惡性潛能未定之腎上腺皮質嗜酸細胞瘤案例報告
江長和1、張延驊1,2、黃志賢1,2
1臺北榮民總醫院 泌尿部
2國立陽明交通大學醫學院泌尿學科 書田泌尿科學研究中心
A Case Report: Oncocytic Adrenocortical Tumor of Uncertain Malignant Potential
Chang Ho Chiang1, Yen-Hwa Chang1,2, William J. Huang1,2
1 Department of Urology, Taipei Veterans General Hospital
2 Department of Urology, College of Medicine and Shu-Tien Urological Research Center, National Yang Ming Chiao Tung University, Taipei, Taiwan
Introduction:
Oncocytic tumors are rare neoplasms composed of epithelial cells with abundant acidophilic, granular cytoplasm.
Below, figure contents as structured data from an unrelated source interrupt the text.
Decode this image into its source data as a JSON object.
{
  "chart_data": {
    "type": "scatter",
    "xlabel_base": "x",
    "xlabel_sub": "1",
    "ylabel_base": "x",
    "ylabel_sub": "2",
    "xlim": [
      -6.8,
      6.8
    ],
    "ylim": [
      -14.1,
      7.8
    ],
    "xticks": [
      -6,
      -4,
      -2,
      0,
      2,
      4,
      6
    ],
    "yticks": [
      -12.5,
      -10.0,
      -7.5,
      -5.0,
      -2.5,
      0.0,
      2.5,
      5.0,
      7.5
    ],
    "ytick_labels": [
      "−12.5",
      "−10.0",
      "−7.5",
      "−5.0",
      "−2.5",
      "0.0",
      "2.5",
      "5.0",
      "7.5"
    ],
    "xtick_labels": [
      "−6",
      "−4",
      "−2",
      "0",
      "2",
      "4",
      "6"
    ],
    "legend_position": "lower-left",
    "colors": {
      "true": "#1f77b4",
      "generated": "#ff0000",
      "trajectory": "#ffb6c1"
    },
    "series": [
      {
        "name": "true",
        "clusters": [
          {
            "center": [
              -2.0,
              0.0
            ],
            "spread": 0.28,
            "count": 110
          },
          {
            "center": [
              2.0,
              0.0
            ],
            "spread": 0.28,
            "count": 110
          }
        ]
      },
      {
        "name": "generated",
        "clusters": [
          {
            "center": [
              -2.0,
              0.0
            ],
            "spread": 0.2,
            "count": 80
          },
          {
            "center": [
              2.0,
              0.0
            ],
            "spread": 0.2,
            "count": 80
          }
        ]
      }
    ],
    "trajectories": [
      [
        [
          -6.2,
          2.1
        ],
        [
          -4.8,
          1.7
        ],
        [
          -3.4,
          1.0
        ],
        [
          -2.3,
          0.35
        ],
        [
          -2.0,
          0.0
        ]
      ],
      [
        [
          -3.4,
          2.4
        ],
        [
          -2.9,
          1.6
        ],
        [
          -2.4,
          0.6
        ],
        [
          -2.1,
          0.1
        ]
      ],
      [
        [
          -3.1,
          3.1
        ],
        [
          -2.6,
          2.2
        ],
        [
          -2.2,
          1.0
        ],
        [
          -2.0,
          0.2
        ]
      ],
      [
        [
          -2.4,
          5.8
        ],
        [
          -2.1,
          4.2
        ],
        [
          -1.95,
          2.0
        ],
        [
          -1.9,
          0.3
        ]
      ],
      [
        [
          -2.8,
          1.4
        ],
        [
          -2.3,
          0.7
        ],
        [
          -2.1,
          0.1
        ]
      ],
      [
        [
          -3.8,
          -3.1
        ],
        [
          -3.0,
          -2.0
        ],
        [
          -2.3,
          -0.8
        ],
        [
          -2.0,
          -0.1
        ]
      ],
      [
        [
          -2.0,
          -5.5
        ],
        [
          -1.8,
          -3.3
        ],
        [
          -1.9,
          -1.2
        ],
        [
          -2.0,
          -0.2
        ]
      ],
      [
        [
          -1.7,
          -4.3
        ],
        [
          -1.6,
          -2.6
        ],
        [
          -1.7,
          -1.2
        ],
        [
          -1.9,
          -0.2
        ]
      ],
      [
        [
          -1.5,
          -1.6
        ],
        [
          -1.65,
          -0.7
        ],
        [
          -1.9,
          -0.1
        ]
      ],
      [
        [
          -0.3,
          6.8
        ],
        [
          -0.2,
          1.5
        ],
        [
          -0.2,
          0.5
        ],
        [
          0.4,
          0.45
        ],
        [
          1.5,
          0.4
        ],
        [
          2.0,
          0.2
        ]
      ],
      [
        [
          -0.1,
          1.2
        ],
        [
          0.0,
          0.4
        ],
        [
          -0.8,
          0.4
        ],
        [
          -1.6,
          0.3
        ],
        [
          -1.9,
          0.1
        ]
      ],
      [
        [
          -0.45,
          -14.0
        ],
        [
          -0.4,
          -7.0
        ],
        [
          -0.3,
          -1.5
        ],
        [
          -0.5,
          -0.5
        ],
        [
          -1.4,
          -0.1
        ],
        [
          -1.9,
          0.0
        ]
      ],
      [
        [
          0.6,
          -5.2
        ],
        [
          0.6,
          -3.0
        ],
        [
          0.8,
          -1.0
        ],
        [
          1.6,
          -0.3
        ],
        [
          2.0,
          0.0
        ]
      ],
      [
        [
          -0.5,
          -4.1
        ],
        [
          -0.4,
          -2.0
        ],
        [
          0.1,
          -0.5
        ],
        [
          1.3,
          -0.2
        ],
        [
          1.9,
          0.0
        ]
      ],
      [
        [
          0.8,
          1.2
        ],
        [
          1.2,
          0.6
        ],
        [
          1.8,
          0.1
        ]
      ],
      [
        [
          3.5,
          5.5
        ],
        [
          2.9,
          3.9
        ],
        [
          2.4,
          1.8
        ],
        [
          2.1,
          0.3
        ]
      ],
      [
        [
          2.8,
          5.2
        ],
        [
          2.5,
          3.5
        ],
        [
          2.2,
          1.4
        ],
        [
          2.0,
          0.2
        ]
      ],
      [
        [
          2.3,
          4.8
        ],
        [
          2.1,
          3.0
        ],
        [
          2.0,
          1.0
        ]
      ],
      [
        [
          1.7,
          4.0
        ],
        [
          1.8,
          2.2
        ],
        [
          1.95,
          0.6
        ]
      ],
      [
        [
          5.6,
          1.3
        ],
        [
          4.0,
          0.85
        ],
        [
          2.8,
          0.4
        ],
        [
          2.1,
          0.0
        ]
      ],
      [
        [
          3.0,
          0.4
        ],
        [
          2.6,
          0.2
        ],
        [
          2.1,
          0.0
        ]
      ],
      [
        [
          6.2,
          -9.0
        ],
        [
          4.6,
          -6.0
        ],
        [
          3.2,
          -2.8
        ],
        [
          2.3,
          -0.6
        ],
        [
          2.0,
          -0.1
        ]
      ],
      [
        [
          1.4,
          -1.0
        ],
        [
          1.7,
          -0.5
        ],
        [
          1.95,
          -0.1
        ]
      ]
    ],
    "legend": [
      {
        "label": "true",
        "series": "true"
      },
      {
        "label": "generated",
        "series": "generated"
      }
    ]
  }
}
They had been reported in variable organs including kidneys, thyroid, parathyroid, salivary and pituitary glands, ovaries, and lungs. The incidence of oncocytic adrenocortical tumors of uncertain malignant potential is unknown because the disease is extremely rare with only few cases reported in the literature. Herein, we report a case of oncocytic adrenocortical tumor of uncertain malignant potential in a young female patient.
Case report:
A 39-year-old female had past medical history of anemia, hypothyroidism and asthma. She suffered from chronic intermittent abdominal pain and left flank pain for about 5 years and computed tomography (CT) scan in other hospital revealed a heterogeneous, faint enhancing mass lesion sized 10x7.7 cm at left supra-renal region with no enlarged lymphadenopathy in the whole abdomen.
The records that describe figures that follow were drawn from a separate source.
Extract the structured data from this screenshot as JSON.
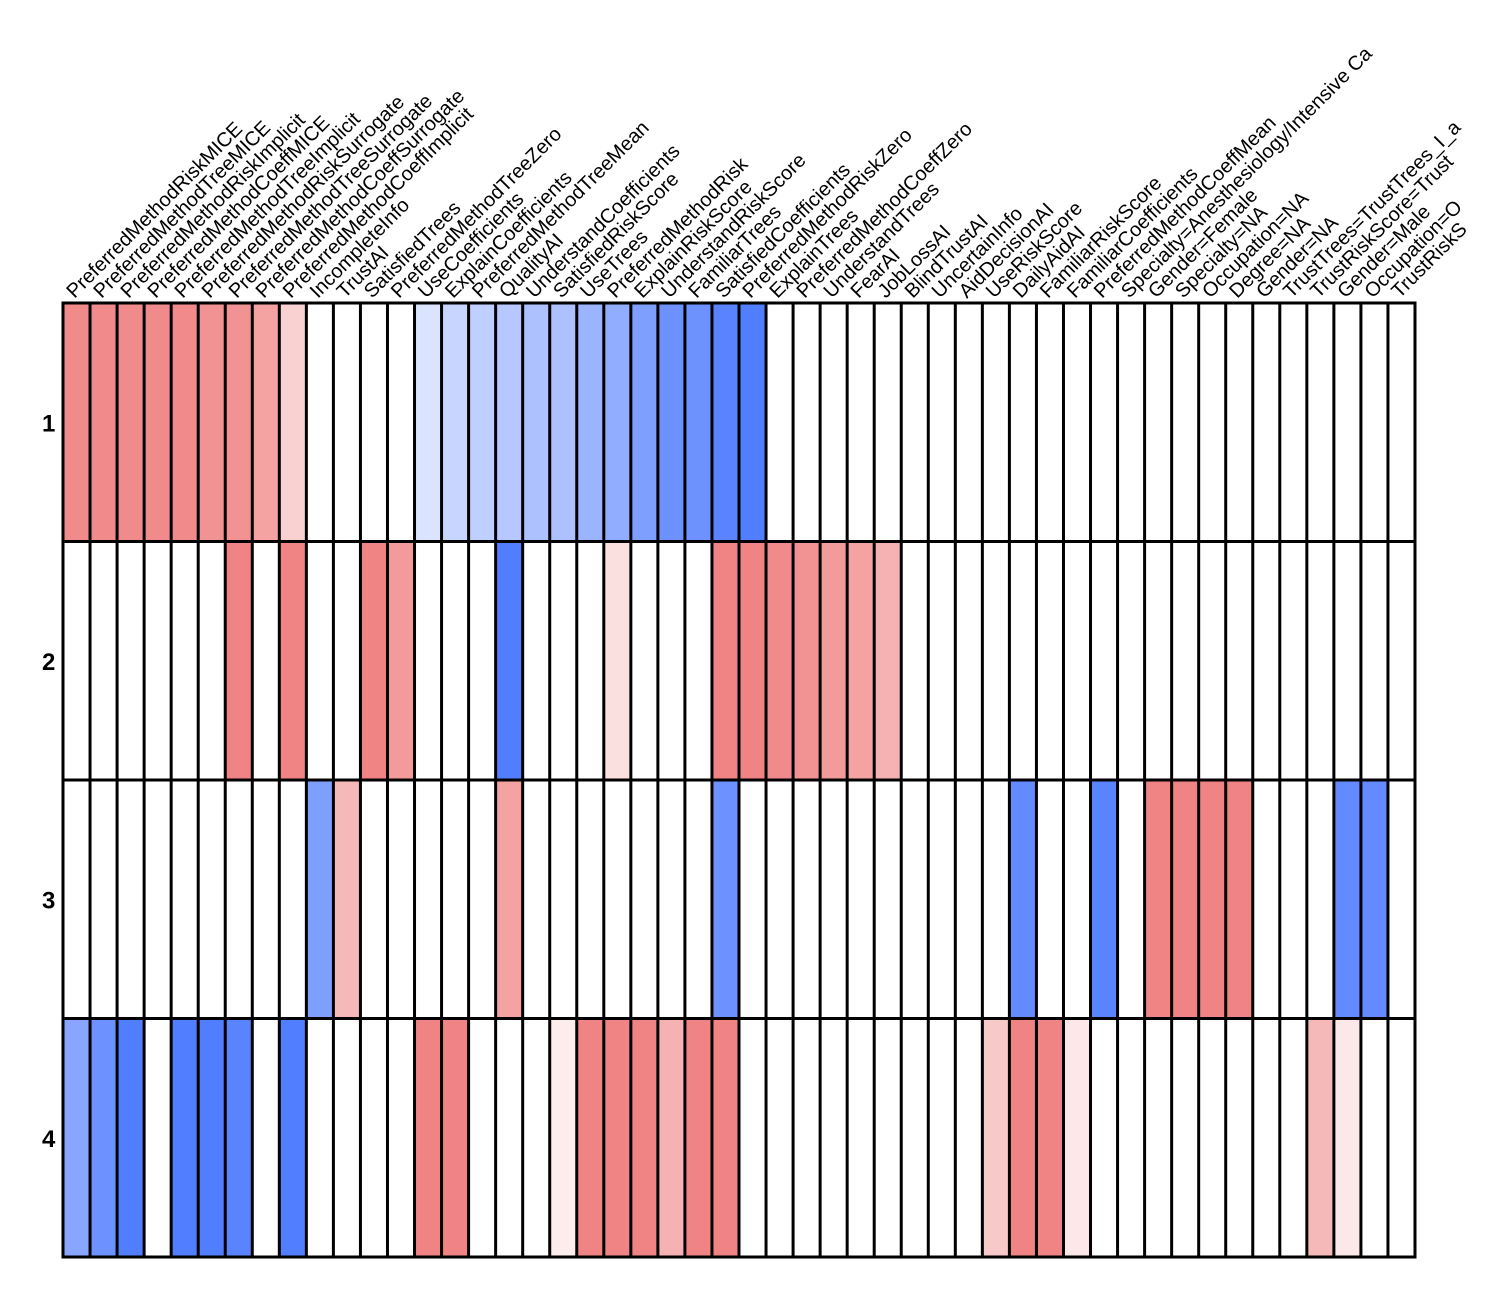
{
  "chart_data": {
    "type": "heatmap",
    "title": "",
    "rows": [
      "1",
      "2",
      "3",
      "4"
    ],
    "columns": [
      "PreferredMethodRiskMICE",
      "PreferredMethodTreeMICE",
      "PreferredMethodRiskImplicit",
      "PreferredMethodCoeffMICE",
      "PreferredMethodTreeImplicit",
      "PreferredMethodRiskSurrogate",
      "PreferredMethodTreeSurrogate",
      "PreferredMethodCoeffSurrogate",
      "PreferredMethodCoeffImplicit",
      "IncompleteInfo",
      "TrustAI",
      "SatisfiedTrees",
      "PreferredMethodTreeZero",
      "UseCoefficients",
      "ExplainCoefficients",
      "PreferredMethodTreeMean",
      "QualityAI",
      "UnderstandCoefficients",
      "SatisfiedRiskScore",
      "UseTrees",
      "PreferredMethodRisk",
      "ExplainRiskScore",
      "UnderstandRiskScore",
      "FamiliarTrees",
      "SatisfiedCoefficients",
      "PreferredMethodRiskZero",
      "ExplainTrees",
      "PreferredMethodCoeffZero",
      "UnderstandTrees",
      "FearAI",
      "JobLossAI",
      "BlindTrustAI",
      "UncertainInfo",
      "AidDecisionAI",
      "UseRiskScore",
      "DailyAidAI",
      "FamiliarRiskScore",
      "FamiliarCoefficients",
      "PreferredMethodCoeffMean",
      "Specialty=Anesthesiology/Intensive Ca",
      "Gender=Female",
      "Specialty=NA",
      "Occupation=NA",
      "Degree=NA",
      "Gender=NA",
      "TrustTrees=TrustTrees_I_a",
      "TrustRiskScore=Trust",
      "Gender=Male",
      "Occupation=O",
      "TrustRiskS"
    ],
    "value_scale": "signed intensity, -1 (blue) to +1 (red), 0 = white",
    "values": [
      [
        0.75,
        0.75,
        0.75,
        0.75,
        0.75,
        0.7,
        0.7,
        0.6,
        0.3,
        0,
        0,
        0,
        0,
        -0.2,
        -0.3,
        -0.35,
        -0.4,
        -0.45,
        -0.45,
        -0.55,
        -0.6,
        -0.7,
        -0.8,
        -0.8,
        -0.9,
        -0.95,
        0,
        0,
        0,
        0,
        0,
        0,
        0,
        0,
        0,
        0,
        0,
        0,
        0,
        0,
        0,
        0,
        0,
        0,
        0,
        0,
        0,
        0,
        0,
        0
      ],
      [
        0,
        0,
        0,
        0,
        0,
        0,
        0.8,
        0,
        0.8,
        0,
        0,
        0.8,
        0.65,
        0,
        0,
        0,
        -0.95,
        0,
        0,
        0,
        0.2,
        0,
        0,
        0,
        0.8,
        0.8,
        0.75,
        0.7,
        0.65,
        0.6,
        0.5,
        0,
        0,
        0,
        0,
        0,
        0,
        0,
        0,
        0,
        0,
        0,
        0,
        0,
        0,
        0,
        0,
        0,
        0,
        0
      ],
      [
        0,
        0,
        0,
        0,
        0,
        0,
        0,
        0,
        0,
        -0.7,
        0.45,
        0,
        0,
        0,
        0,
        0,
        0.6,
        0,
        0,
        0,
        0,
        0,
        0,
        0,
        -0.8,
        0,
        0,
        0,
        0,
        0,
        0,
        0,
        0,
        0,
        0,
        -0.85,
        0,
        0,
        -0.9,
        0,
        0.8,
        0.8,
        0.8,
        0.8,
        0,
        0,
        0,
        -0.85,
        -0.85,
        0
      ],
      [
        -0.65,
        -0.8,
        -0.95,
        0,
        -0.95,
        -0.95,
        -0.9,
        0,
        -0.95,
        0,
        0,
        0,
        0,
        0.8,
        0.8,
        0,
        0,
        0,
        0.12,
        0.8,
        0.8,
        0.8,
        0.5,
        0.8,
        0.8,
        0,
        0,
        0,
        0,
        0,
        0,
        0,
        0,
        0,
        0.35,
        0.8,
        0.8,
        0.15,
        0,
        0,
        0,
        0,
        0,
        0,
        0,
        0,
        0.45,
        0.15,
        0,
        0
      ]
    ]
  }
}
She came to our out-patient clinic for second opinion. Lab data including blood, urine routine and blood biochemistry study were in normal range. Her adrenal hormone profiles (ACTH/cortisol, PRA/aldosterone, sex hormones, plasma catecholamine, 24 hours urine VMA/catecholamine), thyroid function profiles were all WNL. She then underwent transabdominal adrenalectomy under the impression of huge left adrenal non-functioning tumor with minimal (30 cc) blood loss and uneventful recovery.
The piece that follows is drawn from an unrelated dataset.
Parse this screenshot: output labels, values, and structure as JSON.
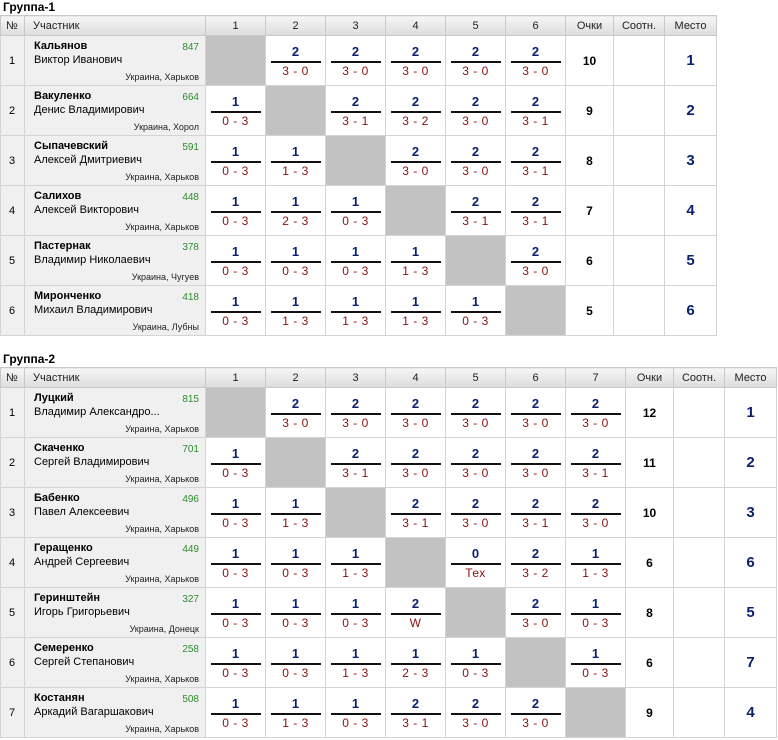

Grossly, a tumor 10.1 x 6.6 x 3.0 cm in size attaching to adrenal gland (measuring 5.2x1.7x1.6 cm). The tumor cut surface showed a solid dark red appearance with some brown mucinous component. Sections of the tumor revealed no venous or capsular invasion, no increase of mitosis rate nor atypical mitosis. Immunohistochemically, the tumor cells are immunoreactive for melan-A, while non-reactive for calretinin and inhibin A. Besides, staining for SDHB shows intact cytoplasmic expression and the Ki-67 labeling index is 3. Based on the diagnostic algorithm for oncocytic adrenocortical tumors which included three major criteria and four minor criteria, the tumor is classified as oncocytic adrenocortical tumor of uncertain malignant potential because of match to one of four minor criteria, large size (>100 mm) and/or high weight (>200 g).
The patient had an uneventful recovery and was discharged 6 days after surgery under stable condition. She was under regular follow-up including physical examination, biochemistry and imaging study (CT or abdominal ultrasound). There was no evidence of recurrence at five years after surgery.
Conclusion:
The incidence of oncocytic adrenocortical tumor of uncertain malignant potential is very low. Most cases are non-functioning and usually are detected incidentally. Since the definite diagnosis can only be made histopathologiclly and adrenalectomy is the mainstay of therapy. Little is known about the long-term outcome of oncocytic adrenocortical tumors. Our case has been followed up for five years with no evidence disease. Based on the case report, we recommend interval image follow up is mandatory for this rare adrenal tumor.